Under Darkness - Page 2

Masi's art could be called a form of displaced mimesis. It seeks to reproduce the world through a kind of literal substitution (the referents in Masi's tableaux having naturalistic status) but in order that this process be held up to sceptical inquiry. Thus everything in Masi's world may appear to be in place rationally and temporally, but on closer inspection begin to assume another less authoritative reality. His tableaux reproduce the amorality of bureaucratic 'rationality', the obliteration between manipulative and non-manipulative relationships in the pursuit of matching means to ends. The objects that are not-quite-real-objects, the rooms that are not-quite-real-rooms are the products of a dysfunction between meaning and use, between intention and performance; they are objects from a world in which claims to knowledge cannot be made good - claims staged by Masi as a carefully controlled fiction.
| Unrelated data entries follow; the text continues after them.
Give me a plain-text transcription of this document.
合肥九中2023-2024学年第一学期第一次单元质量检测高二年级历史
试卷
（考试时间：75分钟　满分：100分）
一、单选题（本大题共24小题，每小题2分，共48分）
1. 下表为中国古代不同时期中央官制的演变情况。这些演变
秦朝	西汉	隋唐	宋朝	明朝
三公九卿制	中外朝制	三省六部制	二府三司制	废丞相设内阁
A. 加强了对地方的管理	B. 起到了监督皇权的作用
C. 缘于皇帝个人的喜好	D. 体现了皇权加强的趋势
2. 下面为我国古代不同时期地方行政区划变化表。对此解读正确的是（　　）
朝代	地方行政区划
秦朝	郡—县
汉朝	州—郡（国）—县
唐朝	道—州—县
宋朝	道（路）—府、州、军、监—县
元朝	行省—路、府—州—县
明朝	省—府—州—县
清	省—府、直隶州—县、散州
Thus when critics accuse him of 'playing to the audience' of fashioning a design-based art, they miss the point completely. The precision, the concern for finish, for synaesthetic effects, are elements co-ordinated to produce the maximum unease through a maximum familiarity with the material. It is no surprise that Masi has regularly cited Brecht and post-war European cinema, particularly the 'constructed' cinema of Syberberg, as influences. Just as conceptualism brought art face to face with its own epistemological status, Brecht's theory of alienation has been influential in securing a certain level of reflexiveness and experimentation for the visual arts. As such Masi's 'power-plays' make very little claim on any definable sculptural tradition. Although it is possible in general to talk about 'expanded' sculpture in relation to this work's site-specificity, its dramatic devices and psychological spaces are clearly theatrical in provenance and direction. As in the theatre, we are asked to construct intelligible and plausible causal links between phenomena, to connect objects and events to those which have preceeded and to those which could be anticipated. However, this dramatization of the tableau as a moment within an unfolding narrative (what Barthes has called the 'pregnant moment' in connection with Brecht's theatre) is less evident in the most recently completed work. In Arena the relationship between viewer and tableau is not so readily governed by the question: what has happened? The absence of a single point of focus loosens the work's narrative impulse; spectator and tableau form a more self-contained relationship; we are more concerned with what is internal to the work.

Arena consists of twelve 3ft square mirrored panels. On each are two stuffed rats in various aggressive or passive attitudes - two are fighting at each other's throats, three copulating, two 'boxing', whilst one pair are mummified, two committing acts of cannibalism and two pairs showing one of the pair retreating after killing the other. As in the other tableaux light and sound ("You are in the Arena" says Masi's growly electronically controlled voice) fill out the sense of apprehension and disturbance, but the viewer's sense of engagement (and estrangement) is extended by the viewers being able to move systematically through the piece. We are in a sense co-opted as viewers.

All Masi's work uses aesthetic distance to create a spectatorship which enforces the moral neutrality of the managerial mode. Given the medical and psychiatric models of the early tableaux, such a relationship might be held to be that between a doctor and a patient. We are there to inspect, to 'put in place' what we see. Thus Masi is not eliciting pity through his human analogues; we might identify with the animals but that identification is never made stable, or rather, never made the point of the work. In Arena this managerial form of spectatorship is brought into sharper focus. To walk into Arena and look down on the animals, each pair confined to its cold pen, is to push the relationship between dominator and dominated into an unambiguous light. If we are the administrator or expert on his rounds in the earlier tableaux then here we are also the taxonomist. Looking and evaluating become not simply a question of 'securing' or verifying the object of scrutiny but of accumulating it as data. The twelve encounters (domestic rituals and public conflicts alike) are surveyed under the same, all-encompassing gaze; we are immediately asked to cross-reference and compare.

However Arena is not simply about how the effects of modern managerial consciousness erodes the pretence of an authentic private world; it is also concerned with how relationships are conceived under bourgeois humanism in terms of those in nature -the constant recourse when making assumptions about human behaviour to use terms borrowed from natural history: the aggressive male, the passive female. Arena, in suitably Brechtian fashion, disturbs this order. Here laid out on twelve stands, like some natural history exhibit, is the life cycle of the rat. It copulates, it fights,and it dies. But as in the other tableaux such verisimilitude is not all that it seems. Some of the pairs are doing un-rat-like things. Two pairs are copulating in the missionary position - only humans do this. Two pairs are fighting at each other's necks - rats are never aggressive in this way. Thus another order - another set of behaviourial references - is inter-posed between what the rats are doing and what actually is permissible for rats to do. The effect of this is not to show how close rats and humans really are, but quite the opposite. The idea of nature being manipulated and made perverse dislodges our assumptions about natural patterns and hierarchies (just as it also reinforces the sinister side of such manipulations: the crudities of eugenics and behaviourial determinism).